Non, comment cela pourrait-il être ? C'est une très bonne personne.
Onun ne suçu var ki, şirketin bu durumda olmasına sebep
||faute|||||||
Quelle est sa faute pour que l'entreprise soit dans cette situation ?
bir alttaki beceriksiz idareciler ve bölüm başkanları͚ diyorsunuz.

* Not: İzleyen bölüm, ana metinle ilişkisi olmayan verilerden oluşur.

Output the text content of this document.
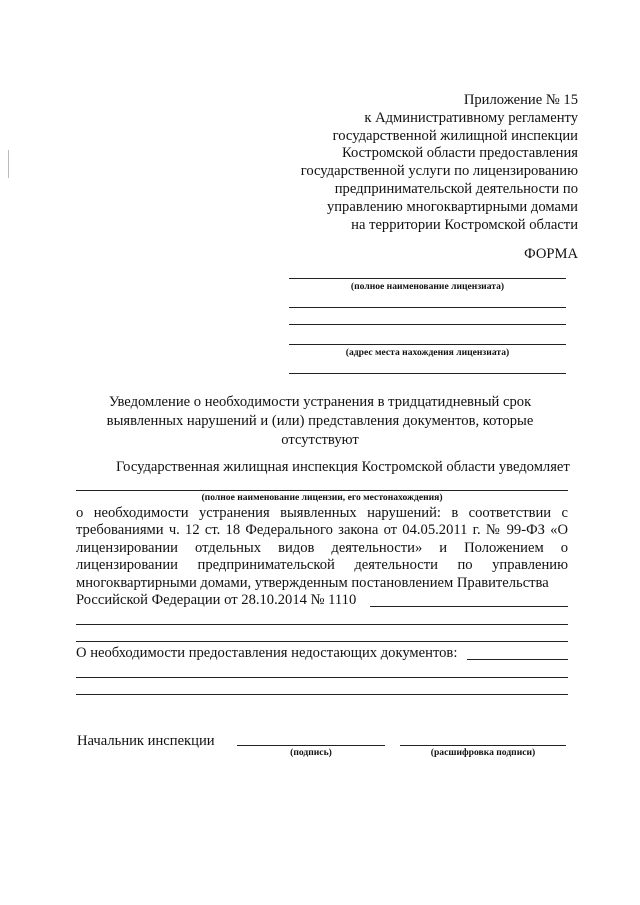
Приложение № 15
к Административному регламенту
государственной жилищной инспекции
Костромской области предоставления
государственной услуги по лицензированию
предпринимательской деятельности по
управлению многоквартирными домами
на территории Костромской области
ФОРМА
(полное наименование лицензиата)
(адрес места нахождения лицензиата)
Уведомление о необходимости устранения в тридцатидневный срок выявленных нарушений и (или) представления документов, которые отсутствуют
Государственная жилищная инспекция Костромской области уведомляет
(полное наименование лицензии, его местонахождения)
о необходимости устранения выявленных нарушений: в соответствии с требованиями ч. 12 ст. 18 Федерального закона от 04.05.2011 г. № 99-ФЗ «О лицензировании отдельных видов деятельности» и Положением о лицензировании предпринимательской деятельности по управлению многоквартирными домами, утвержденным постановлением Правительства
Российской Федерации от 28.10.2014 № 1110
О необходимости предоставления недостающих документов:
Начальник инспекции
(подпись)	(расшифровка подписи)
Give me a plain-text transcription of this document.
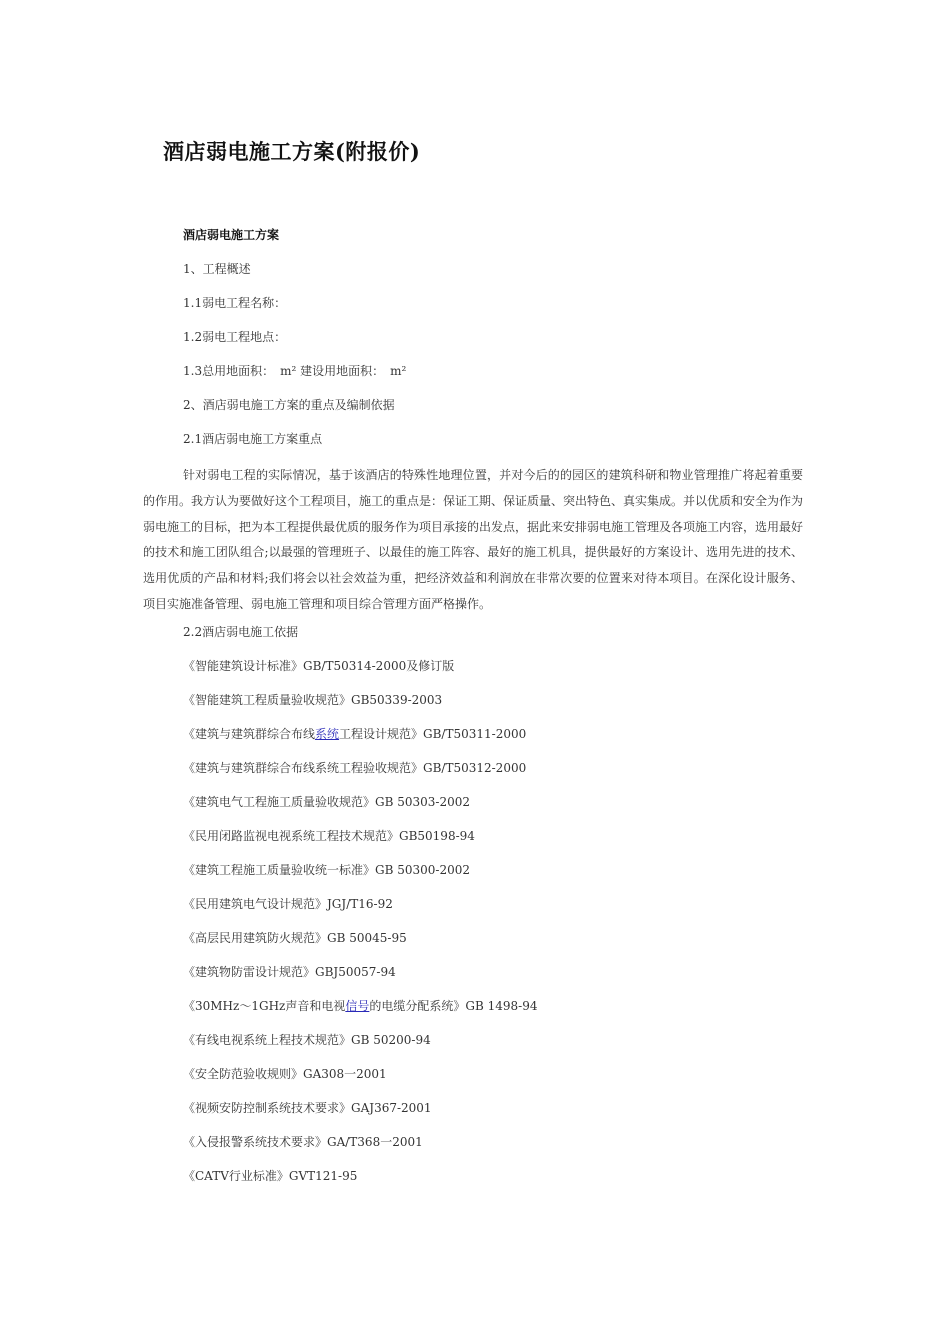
酒店弱电施工方案(附报价)
酒店弱电施工方案
1、工程概述
1.1弱电工程名称：
1.2弱电工程地点：
1.3总用地面积：　m² 建设用地面积：　m²
2、酒店弱电施工方案的重点及编制依据
2.1酒店弱电施工方案重点
针对弱电工程的实际情况，基于该酒店的特殊性地理位置，并对今后的的园区的建筑科研和物业管理推广将起着重要的作用。我方认为要做好这个工程项目，施工的重点是：保证工期、保证质量、突出特色、真实集成。并以优质和安全为作为弱电施工的目标，把为本工程提供最优质的服务作为项目承接的出发点，据此来安排弱电施工管理及各项施工内容，选用最好的技术和施工团队组合;以最强的管理班子、以最佳的施工阵容、最好的施工机具，提供最好的方案设计、选用先进的技术、选用优质的产品和材料;我们将会以社会效益为重，把经济效益和利润放在非常次要的位置来对待本项目。在深化设计服务、项目实施准备管理、弱电施工管理和项目综合管理方面严格操作。
2.2酒店弱电施工依据
《智能建筑设计标准》GB/T50314-2000及修订版
《智能建筑工程质量验收规范》GB50339-2003
《建筑与建筑群综合布线系统工程设计规范》GB/T50311-2000
《建筑与建筑群综合布线系统工程验收规范》GB/T50312-2000
《建筑电气工程施工质量验收规范》GB 50303-2002
《民用闭路监视电视系统工程技术规范》GB50198-94
《建筑工程施工质量验收统一标准》GB 50300-2002
《民用建筑电气设计规范》JGJ/T16-92
《高层民用建筑防火规范》GB 50045-95
《建筑物防雷设计规范》GBJ50057-94
《30MHz～1GHz声音和电视信号的电缆分配系统》GB 1498-94
《有线电视系统上程技术规范》GB 50200-94
《安全防范验收规则》GA308一2001
《视频安防控制系统技术要求》GAJ367-2001
《入侵报警系统技术要求》GA/T368一2001
《CATV行业标准》GVT121-95
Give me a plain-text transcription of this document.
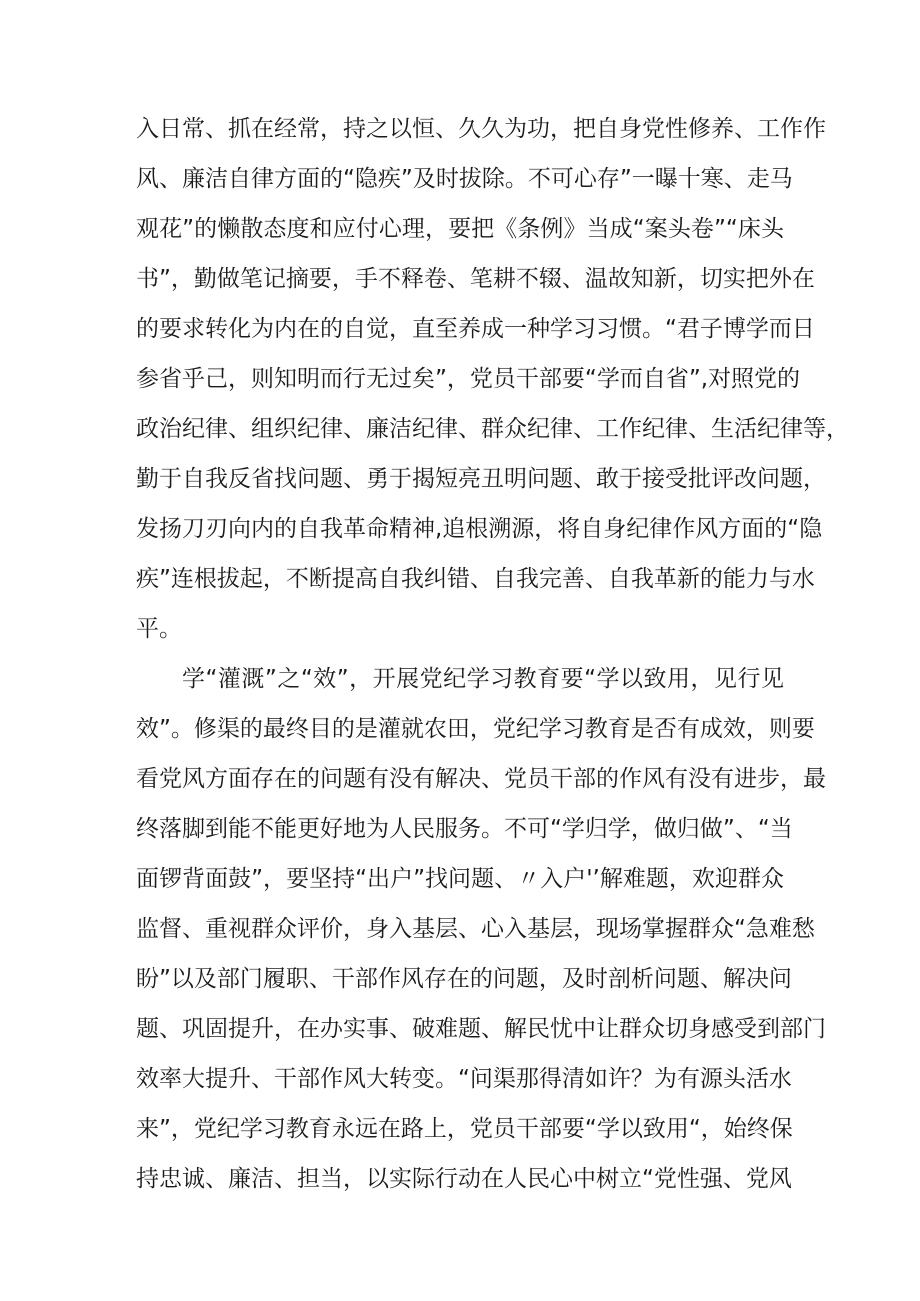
入日常、抓在经常，持之以恒、久久为功，把自身党性修养、工作作
风、廉洁自律方面的“隐疾”及时拔除。不可心存”一曝十寒、走马
观花”的懒散态度和应付心理，要把《条例》当成“案头卷”“床头
书”，勤做笔记摘要，手不释卷、笔耕不辍、温故知新，切实把外在
的要求转化为内在的自觉，直至养成一种学习习惯。“君子博学而日
参省乎己，则知明而行无过矣”，党员干部要“学而自省”,对照党的
政治纪律、组织纪律、廉洁纪律、群众纪律、工作纪律、生活纪律等，
勤于自我反省找问题、勇于揭短亮丑明问题、敢于接受批评改问题，
发扬刀刃向内的自我革命精神,追根溯源，将自身纪律作风方面的“隐
疾”连根拔起，不断提高自我纠错、自我完善、自我革新的能力与水
平。
学“灌溉”之“效”，开展党纪学习教育要“学以致用，见行见
效”。修渠的最终目的是灌就农田，党纪学习教育是否有成效，则要
看党风方面存在的问题有没有解决、党员干部的作风有没有进步，最
终落脚到能不能更好地为人民服务。不可“学归学，做归做”、“当
面锣背面鼓”，要坚持“出户”找问题、〃入户'’解难题，欢迎群众
监督、重视群众评价，身入基层、心入基层，现场掌握群众“急难愁
盼”以及部门履职、干部作风存在的问题，及时剖析问题、解决问
题、巩固提升，在办实事、破难题、解民忧中让群众切身感受到部门
效率大提升、干部作风大转变。“问渠那得清如许？为有源头活水
来”，党纪学习教育永远在路上，党员干部要“学以致用“，始终保
持忠诚、廉洁、担当，以实际行动在人民心中树立“党性强、党风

||||||les chefs de département|
||||||Chefs|
Aslında yavaş düşünme sistemiyle düşünürsek, genel müdürün karakterinin iyi olması
|||système de||||||
|||||||Charakter||
veya genelde iyi bir insan olması onun iyi bir idareci olduğu anlamına gelmiyor
|||||||||gestionnaire|||
|||||||guter||Verwalter|||
ve bu 2 kavram arasında herhangi bir bağ yok.
||||||lien|
||Begriff|||||
und es gibt keinen Zusammenhang zwischen diesen 2 Konzepten.
Çünkü eğer genel müdür iyi bir yönetici idiyse, neden işe iyi idareciler veya bölüm başkanları almamış?
|||||||был||||||||
|||||||était||||||||
|||||||war||||||||
Denn wenn der Geschäftsführer ein guter Manager gewesen wäre, warum hat er dann keine guten Verwalter oder Abteilungsleiter eingestellt?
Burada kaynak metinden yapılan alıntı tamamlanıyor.